Date
25 May 2017
Dongbei’s bond default may involve up to about 9 billion yuan of debt, including several other issues that will mature in the next few years. Photo: Reuters
Dongbei’s bond default may involve up to about 9 billion yuan of debt, including several other issues that will mature in the next few years. Photo: Reuters

Signs of change in local govt attitude toward ailing SOEs

China has little experience in dealing with default and bankruptcy cases involving state-owned firms, other than propping up ailing companies. But change seems to be in the air.

Dongbei Special Steel, based in northeastern China’s Liaoning province, failed to repay holders of seven of its bond issues worth several billion yuan.

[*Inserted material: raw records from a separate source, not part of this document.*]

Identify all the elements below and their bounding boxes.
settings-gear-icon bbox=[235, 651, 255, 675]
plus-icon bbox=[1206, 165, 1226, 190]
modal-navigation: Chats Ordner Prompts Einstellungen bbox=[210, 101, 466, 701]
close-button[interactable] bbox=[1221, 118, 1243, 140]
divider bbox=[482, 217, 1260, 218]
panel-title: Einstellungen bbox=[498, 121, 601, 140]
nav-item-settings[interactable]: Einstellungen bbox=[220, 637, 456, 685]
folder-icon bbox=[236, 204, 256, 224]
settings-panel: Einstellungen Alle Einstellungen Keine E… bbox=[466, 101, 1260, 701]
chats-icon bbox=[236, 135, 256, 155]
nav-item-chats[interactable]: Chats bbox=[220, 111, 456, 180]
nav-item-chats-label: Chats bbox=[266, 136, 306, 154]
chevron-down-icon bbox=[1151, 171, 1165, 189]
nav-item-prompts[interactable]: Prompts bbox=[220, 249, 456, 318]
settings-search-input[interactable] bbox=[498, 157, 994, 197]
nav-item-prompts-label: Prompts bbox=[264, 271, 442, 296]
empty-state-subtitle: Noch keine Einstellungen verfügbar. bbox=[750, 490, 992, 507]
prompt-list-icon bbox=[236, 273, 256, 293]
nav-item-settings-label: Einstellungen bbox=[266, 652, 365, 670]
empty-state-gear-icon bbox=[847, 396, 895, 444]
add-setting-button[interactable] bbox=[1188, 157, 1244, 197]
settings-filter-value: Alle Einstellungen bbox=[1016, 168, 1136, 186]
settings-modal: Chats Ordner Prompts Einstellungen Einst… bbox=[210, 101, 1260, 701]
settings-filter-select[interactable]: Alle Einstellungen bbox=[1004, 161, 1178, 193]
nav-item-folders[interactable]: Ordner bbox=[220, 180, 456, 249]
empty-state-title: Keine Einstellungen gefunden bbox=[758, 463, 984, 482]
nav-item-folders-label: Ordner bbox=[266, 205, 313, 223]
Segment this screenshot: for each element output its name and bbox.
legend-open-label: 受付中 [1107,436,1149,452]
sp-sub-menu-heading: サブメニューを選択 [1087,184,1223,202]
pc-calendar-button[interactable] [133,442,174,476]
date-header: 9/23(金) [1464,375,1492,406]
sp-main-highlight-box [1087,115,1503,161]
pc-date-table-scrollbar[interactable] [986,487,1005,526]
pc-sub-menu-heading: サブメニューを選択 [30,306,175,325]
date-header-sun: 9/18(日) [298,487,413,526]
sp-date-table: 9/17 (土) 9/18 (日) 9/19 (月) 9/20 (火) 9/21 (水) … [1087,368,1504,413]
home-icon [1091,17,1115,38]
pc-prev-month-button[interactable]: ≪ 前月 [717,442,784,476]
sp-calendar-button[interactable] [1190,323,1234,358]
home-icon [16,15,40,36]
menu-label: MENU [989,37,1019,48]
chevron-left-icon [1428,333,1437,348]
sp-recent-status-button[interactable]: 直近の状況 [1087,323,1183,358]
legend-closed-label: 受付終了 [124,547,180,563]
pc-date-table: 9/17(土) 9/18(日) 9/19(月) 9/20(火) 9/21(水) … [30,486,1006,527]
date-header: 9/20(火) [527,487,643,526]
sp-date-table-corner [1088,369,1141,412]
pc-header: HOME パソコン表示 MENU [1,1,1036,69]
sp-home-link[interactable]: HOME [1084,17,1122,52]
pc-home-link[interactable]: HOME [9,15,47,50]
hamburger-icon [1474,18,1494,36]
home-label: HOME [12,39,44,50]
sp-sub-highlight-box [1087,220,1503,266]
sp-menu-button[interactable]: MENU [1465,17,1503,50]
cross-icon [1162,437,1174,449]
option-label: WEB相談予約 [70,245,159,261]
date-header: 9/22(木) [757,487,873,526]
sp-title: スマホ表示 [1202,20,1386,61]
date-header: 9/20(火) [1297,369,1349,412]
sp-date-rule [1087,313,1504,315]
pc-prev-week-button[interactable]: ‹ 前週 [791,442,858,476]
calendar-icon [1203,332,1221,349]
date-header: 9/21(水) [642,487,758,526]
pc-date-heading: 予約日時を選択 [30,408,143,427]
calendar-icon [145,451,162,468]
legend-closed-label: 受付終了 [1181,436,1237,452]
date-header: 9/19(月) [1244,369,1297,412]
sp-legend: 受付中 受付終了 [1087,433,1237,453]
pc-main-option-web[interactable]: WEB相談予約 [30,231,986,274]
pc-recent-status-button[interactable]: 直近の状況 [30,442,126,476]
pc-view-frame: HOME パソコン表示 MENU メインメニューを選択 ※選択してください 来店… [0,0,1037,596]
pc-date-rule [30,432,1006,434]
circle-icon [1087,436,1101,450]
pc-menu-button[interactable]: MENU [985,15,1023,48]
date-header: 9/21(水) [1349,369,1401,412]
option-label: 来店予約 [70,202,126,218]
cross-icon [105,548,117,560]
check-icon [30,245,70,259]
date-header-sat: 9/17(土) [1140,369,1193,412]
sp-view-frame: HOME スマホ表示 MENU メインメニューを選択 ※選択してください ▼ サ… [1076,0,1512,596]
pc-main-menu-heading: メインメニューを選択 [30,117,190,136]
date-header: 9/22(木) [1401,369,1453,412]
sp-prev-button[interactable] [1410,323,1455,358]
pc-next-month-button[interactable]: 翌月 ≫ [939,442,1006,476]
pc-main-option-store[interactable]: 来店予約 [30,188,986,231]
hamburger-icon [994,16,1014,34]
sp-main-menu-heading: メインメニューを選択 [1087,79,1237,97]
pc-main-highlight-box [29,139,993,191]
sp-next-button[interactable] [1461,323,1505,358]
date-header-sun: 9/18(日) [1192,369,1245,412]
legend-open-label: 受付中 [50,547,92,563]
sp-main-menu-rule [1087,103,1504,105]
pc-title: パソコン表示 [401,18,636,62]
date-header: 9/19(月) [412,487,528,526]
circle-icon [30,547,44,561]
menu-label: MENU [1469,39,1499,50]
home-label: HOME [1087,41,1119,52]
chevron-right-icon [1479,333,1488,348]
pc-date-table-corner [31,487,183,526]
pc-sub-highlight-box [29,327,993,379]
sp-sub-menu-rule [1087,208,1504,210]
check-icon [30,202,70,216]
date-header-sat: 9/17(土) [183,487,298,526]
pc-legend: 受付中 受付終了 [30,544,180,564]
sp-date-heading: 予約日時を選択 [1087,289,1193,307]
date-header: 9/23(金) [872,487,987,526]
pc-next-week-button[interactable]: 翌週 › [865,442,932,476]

Bond investors were pushing to kick-start the bankruptcy process in the hope of recouping whatever they can but the steel maker refused to suspend operations, China Commercial Daily reports.

Investors then tried to exert pressure on the biggest shareholder, the State-owned Assets Supervision and Administration Commission (SASAC) of the Liaoning provincial government, which holds 46 percent of Dongbei Special Steel.

The Lianoning SASAC then drafted a plan to resolve the problem, asking the lead underwriters of the bonds to lend the firm money for repayment to investors, a Caxin report said.

Without proper consultation with lead underwriters, the plan is unlikely to work.

The steel firm only has itself to blame for its debt woes. It overinvested in the past with borrowed money, and is now left with excess capacity in a weak market.

Liaoning has enough problems of its own. With a weak economy and poor economic structure skewed towards resources and other old-economy industries, and a debt load that has already snowballed to over 1 trillion yuan (US$149 billion), there is not much it can do.

Seeking a settlement with investors on behalf of Dongbei Special Steel looks out of the question.

The Liaoning government may simply want no part in it and prefer to leave it to the market to sort out the problem.

This shows that local authorities are increasingly determined to clean up unfit state-owned firms and dispel the long-held assumption that state-owned firms won’t be allowed to fold.

The bond market is likely to react by being more selective, and pay more attention to the underlying creditworthiness of a borrower rather than relying on potentially flimsy support from the owners, whoever they may be.

Yet the general yield level of the market is unlikely to be affected much, given the prevailing low interest rate environment and investors’ hunger for yield.